How vast the change, how mighty the improvement, from the present state! It was sown in corruption, it shall be raised in incorruption; it was sown in dishonour, it shall be raised in glory; it was sown in weakness, it shall be raised in power. Then will the body be able to bear up under the exceeding great and eternal weight of glory; it will no longer be a clog or an incumbrance to the soul, but a proper instrument and assistant in all the exalted services and enjoyments of the heavenly state. The heart, that was once broken with sorrows, shall now be bound up for ever, and overflow with immortal pleasures; those very eyes, that were wont to run down with tears, and behold many a tragical sight, shall now behold the King in his beauty, and shall behold the Saviour, whom unseen they loved, and all the glories of heaven, and God shall wipe away all their tears.
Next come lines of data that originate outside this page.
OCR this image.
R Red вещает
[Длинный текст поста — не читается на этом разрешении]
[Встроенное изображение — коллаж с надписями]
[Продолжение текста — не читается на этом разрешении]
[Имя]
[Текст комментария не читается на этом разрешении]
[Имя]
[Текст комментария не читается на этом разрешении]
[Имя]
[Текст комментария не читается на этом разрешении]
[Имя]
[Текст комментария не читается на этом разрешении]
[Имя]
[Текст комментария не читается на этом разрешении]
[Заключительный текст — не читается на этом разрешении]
All the senses, which were once avenues of pain, shall now be inlets of the most exalted pleasures. In

short, every organ, every member, shall be employed in the most noble services and enjoyments, instead of the sordid and laborious drudgery, and the painful sufferings of the present state. Blessed change indeed! Rejoice, ye righteous, ye children of God, in prospect of it!

The bodies of the wicked will also be improved; but their improvements will all be terrible and vindictive; their capacities will be thoroughly enlarged, but then it will be that they may be made capable of greater misery. Now they see that tremendous day, of which they were warned in vain, and shudder at those terrors, of which they once made light. They at once know the grand business of the day, and the dreadful purpose for which they were roused from their slumbers in the grave, to be tried, to be convicted, to be condemned, and to be dragged away to execution. Conscience has been anticipating the trial in a separate state, and no sooner is the soul united to the body, than immediately conscience ascends its throne in the breast, and begins to accuse, to convict, to pass sentence, to upbraid and torment. The guilty criminal is dragged and guarded from his grave to the judgment-seat by fierce unrelenting devils. He is ordered to the left, among the trembling throng;and now the trial comes on; all his evil deeds, and all his omissions of duty, are now produced against him. All the mercies he abused, all the chastisements he despised, all the means of grace he neg lected or misimproved; every sinful, every idle word, nay, his most secret thoughts and dispositions, are all exposed and brought into judgment against him. And when the Judge puts it to him, Is it not so, sinner? Are not these charges true? Conscience obliges him to confess, and cry out, Guilty, guilty. And now the trembling criminal being plainly convicted, and left without all plea and all excuse, the supreme Judge, in stern majesty and inexorable justice, thunders out the dreadful sentence, Depart from me, ye cursed, into everlasting fire, prepared for the devil and his angels, Have we any reason to hope we shall not be of that wretched mul titude, who shall rise to damnation? If there be any inquiry within the compass of human knowledge, that demands our solicitous thoughts, certainly it is this. President Davies.